纪淮沉带着温苏漾到达医院的时候,项天旷刚好在病房里对晏知渝使坏,见门被拉开,屋里屋外的人都愣住了。
纪淮沉一进屋,二话没说就给了项天旷一拳,项天旷朝着地上吐了口口水,带着点血丝。
“纪……纪淮沉,你怎么在这?”晏知渝开口问去,纪淮沉看向他,直接看到了晏知渝脖子上的红痕。

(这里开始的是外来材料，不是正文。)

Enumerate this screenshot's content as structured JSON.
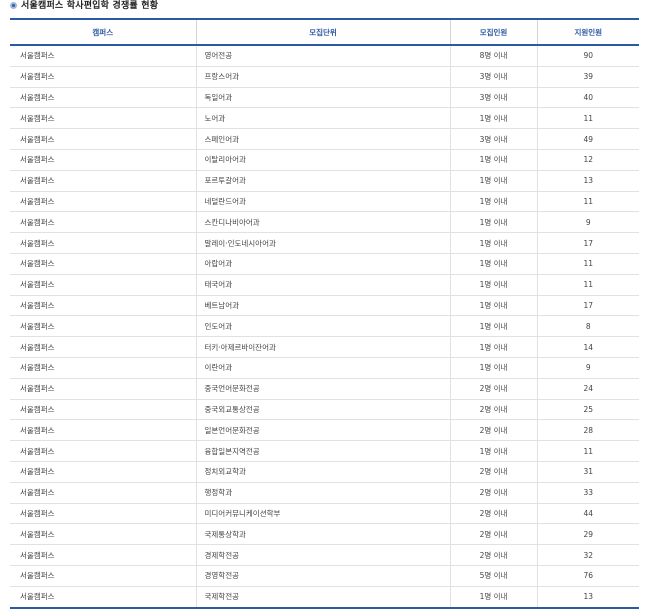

“是他吗?”纪淮沉低沉地问了声,进来之前,他已经跟诊断医生聊过,病人是因为那方面过于粗暴,节制不当,引起发炎,导致发高烧,听到这样话的纪淮沉脸当场就黑了,一旁的温苏漾也傻眼了,他完全感受到了来自纪淮沉的愤怒,一路快步跟着纪淮沉到了病房,只不过,没想到,病房里会是这一幕。
晏知渝颤抖而惊慌地看向一旁的项天旷。
“你接我电话了?”晏知渝意识到了这一点,猛的质问而去,项天旷抹了抹嘴角看向纪淮沉。
“告诉他你没死而已。”
“你!”晏知渝恼羞成怒,目光却不敢迎上纪淮沉,只是低着头,压着嗓子开口。
“我没事,让总裁你白跑一趟了。”
晏知渝恢复疏离很冷漠,说实话,他现在更想找个地方把自己埋起来,想到自己身上的吻痕全数无疑地暴露在自己欣赏仰望的人面前。
他的人生真的可悲到了极点。
“我在问你是不是他动了你!”纪淮沉在问一句,晏知渝无所遁形。
“是不是与你没有关系,这是我的私事,我不需要你费心了。”晏知渝低吼一声,颤动的声音里五味杂陈,可很容易地就能感觉到,他现在的恐慌和痛苦。
纪淮沉面朝项天旷冷冷看去,两个高大的男人深沉的眸子一对,顿时敌对的火苗炸开了。
纪淮沉拿出手机,播了一个电话出去。